Taiza Tosatt Eleoterio, especialista em saúde mental e relações familiares, integra um campo de conhecimento que há décadas investiga as conexões entre as experiências vividas na infância e a forma como as pessoas constroem seus vínculos afetivos na vida adulta. Essa investigação não parte de um determinismo, como se a infância fosse um destino inevitável, mas de uma compreensão mais nuançada: as experiências relacionais dos primeiros anos de vida deixam marcas que influenciam, sem determinar, os padrões emocionais que cada pessoa desenvolve ao longo do tempo. Entender essa influência é um passo importante para quem deseja compreender a si mesmo e aos próprios relacionamentos com maior profundidade.
Ao longo deste artigo, serão apresentados os fatores que ajudam a compreender essa dinâmica.
De que forma os padrões de apego podem ser transformados ao longo da vida?
Antes de qualquer teoria, existe uma experiência: a criança que chora e é atendida aprende algo diferente sobre o mundo do que a criança cujo choro frequentemente não encontra resposta. Esse aprendizado, que ocorre muito antes da linguagem, vai construindo uma expectativa sobre o que os vínculos são e como as pessoas respondem às necessidades emocionais.
A teoria do apego, desenvolvida ao longo do século XX, contribuiu para sistematizar essa observação. Crianças que vivenciaram relações de cuidado marcadas pela consistência e pela sensibilidade às suas necessidades tendem a desenvolver padrões de apego que facilitam a construção de vínculos seguros ao longo da vida. Crianças criadas em ambientes de maior imprevisibilidade afetiva podem desenvolver padrões diferentes, marcados pela ansiedade em relação aos vínculos ou pelo distanciamento como forma de proteção.
Conforme pondera Taiza Tosatt Eleoterio, esses padrões não são fixos nem irreversíveis. Eles representam uma forma de organização emocional que se desenvolveu em resposta a um contexto específico, e que pode ser compreendida e, com suporte adequado, transformada ao longo da vida. A perspectiva psicanalítica, nesse sentido, não olha para o passado para culpar, mas para compreender o que se tornou habitual e o que poderia ser diferente.
Quais experiências da infância podem moldar a maneira como amamos e nos relacionamos hoje?
Um dos fenômenos mais estudados na área das relações afetivas é a tendência a reproduzir, nos relacionamentos adultos, padrões relacionais que foram aprendidos na infância. Essa reprodução não é consciente nem intencional. Ela opera em um nível que precede a reflexão, ativando respostas emocionais que foram moldadas pelas experiências mais antigas disponíveis na memória emocional de cada pessoa.
Alguém que cresceu em um ambiente em que o afeto era condicionado ao desempenho pode desenvolver uma dificuldade de se sentir amado sem “merecer” continuamente esse amor, o que se traduz em relacionamentos marcados pela necessidade de aprovação constante. Alguém que vivenciou perdas ou abandonos significativos na infância pode desenvolver um padrão de hipervigilância em relação aos vínculos afetivos, interpretando sinais neutros como ameaças de ruptura.

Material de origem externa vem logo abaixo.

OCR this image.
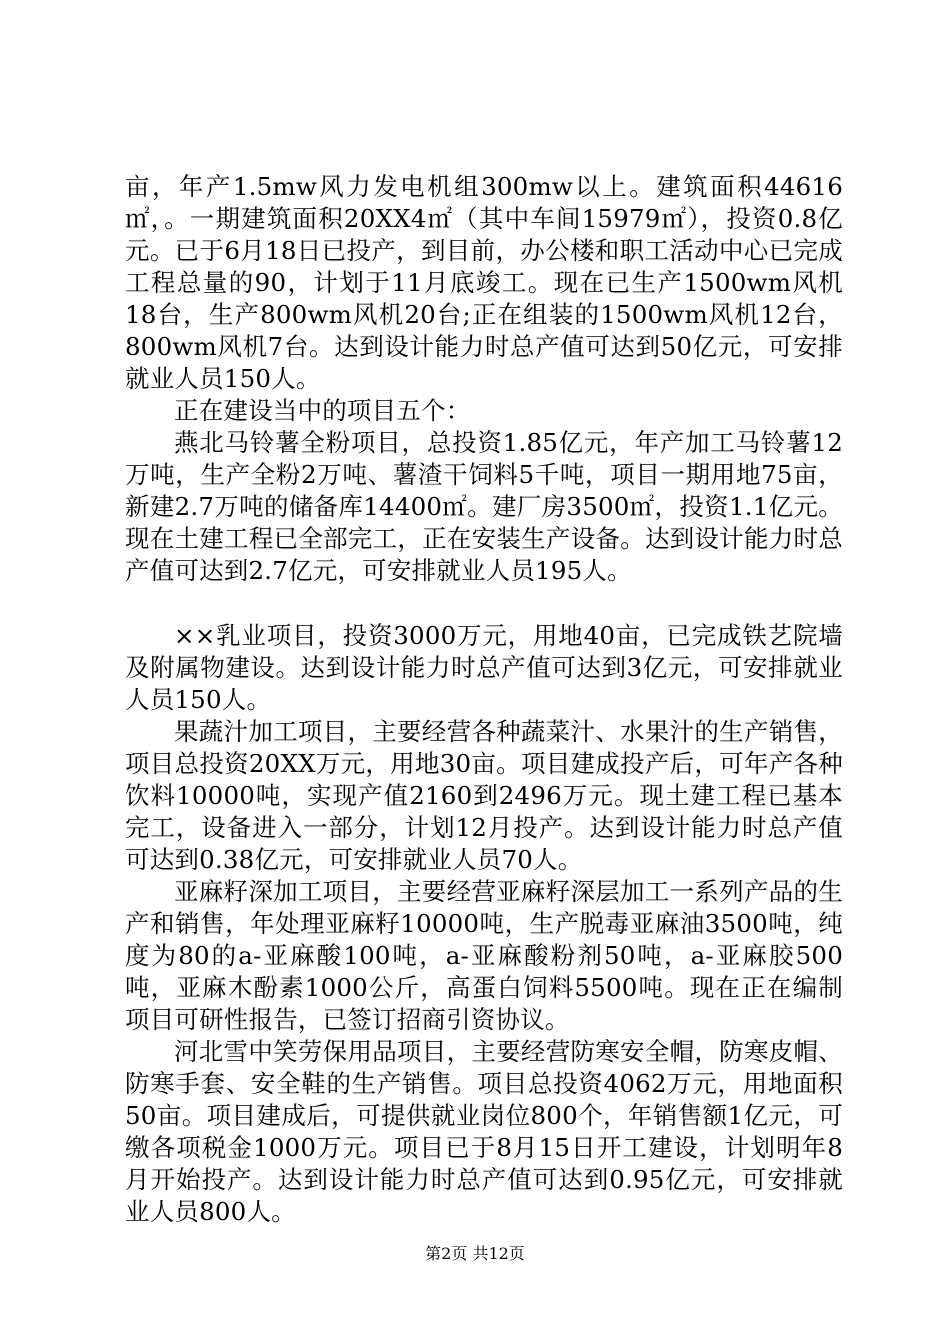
亩，年产1.5mw风力发电机组300mw以上。建筑面积44616㎡，。一期建筑面积20XX4㎡（其中车间15979㎡），投资0.8亿元。已于6月18日已投产，到目前，办公楼和职工活动中心已完成工程总量的90，计划于11月底竣工。现在已生产1500wm风机18台，生产800wm风机20台;正在组装的1500wm风机12台，800wm风机7台。达到设计能力时总产值可达到50亿元，可安排就业人员150人。

正在建设当中的项目五个：

燕北马铃薯全粉项目，总投资1.85亿元，年产加工马铃薯12万吨，生产全粉2万吨、薯渣干饲料5千吨，项目一期用地75亩，新建2.7万吨的储备库14400㎡。建厂房3500㎡，投资1.1亿元。现在土建工程已全部完工，正在安装生产设备。达到设计能力时总产值可达到2.7亿元，可安排就业人员195人。

××乳业项目，投资3000万元，用地40亩，已完成铁艺院墙及附属物建设。达到设计能力时总产值可达到3亿元，可安排就业人员150人。

果蔬汁加工项目，主要经营各种蔬菜汁、水果汁的生产销售，项目总投资20XX万元，用地30亩。项目建成投产后，可年产各种饮料10000吨，实现产值2160到2496万元。现土建工程已基本完工，设备进入一部分，计划12月投产。达到设计能力时总产值可达到0.38亿元，可安排就业人员70人。

亚麻籽深加工项目，主要经营亚麻籽深层加工一系列产品的生产和销售，年处理亚麻籽10000吨，生产脱毒亚麻油3500吨，纯度为80的a-亚麻酸100吨，a-亚麻酸粉剂50吨，a-亚麻胶500吨，亚麻木酚素1000公斤，高蛋白饲料5500吨。现在正在编制项目可研性报告，已签订招商引资协议。

河北雪中笑劳保用品项目，主要经营防寒安全帽，防寒皮帽、防寒手套、安全鞋的生产销售。项目总投资4062万元，用地面积50亩。项目建成后，可提供就业岗位800个，年销售额1亿元，可缴各项税金1000万元。项目已于8月15日开工建设，计划明年8月开始投产。达到设计能力时总产值可达到0.95亿元，可安排就业人员800人。

第2页 共12页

Na avaliação de Taiza Tosatt Eleoterio, reconhecer esses padrões não é um exercício de vitimização, mas de autoconhecimento. Compreender de onde vêm certas respostas emocionais que parecem desproporcionais à situação presente é o que permite, gradualmente, desenvolver uma relação mais consciente e mais livre com os próprios vínculos afetivos.
De que maneira os padrões de vínculo da infância influenciam as escolhas amorosas na vida adulta?
As relações familiares não influenciam apenas os padrões individuais de vínculo. Elas também modelam a forma como a pessoa compreende o que é um relacionamento, o que é aceitável dentro dele e o que se pode esperar dos outros em termos de cuidado, respeito e reciprocidade. Esse mapa relacional, construído nas primeiras relações, serve como referência, frequentemente inconsciente, para as escolhas afetivas posteriores.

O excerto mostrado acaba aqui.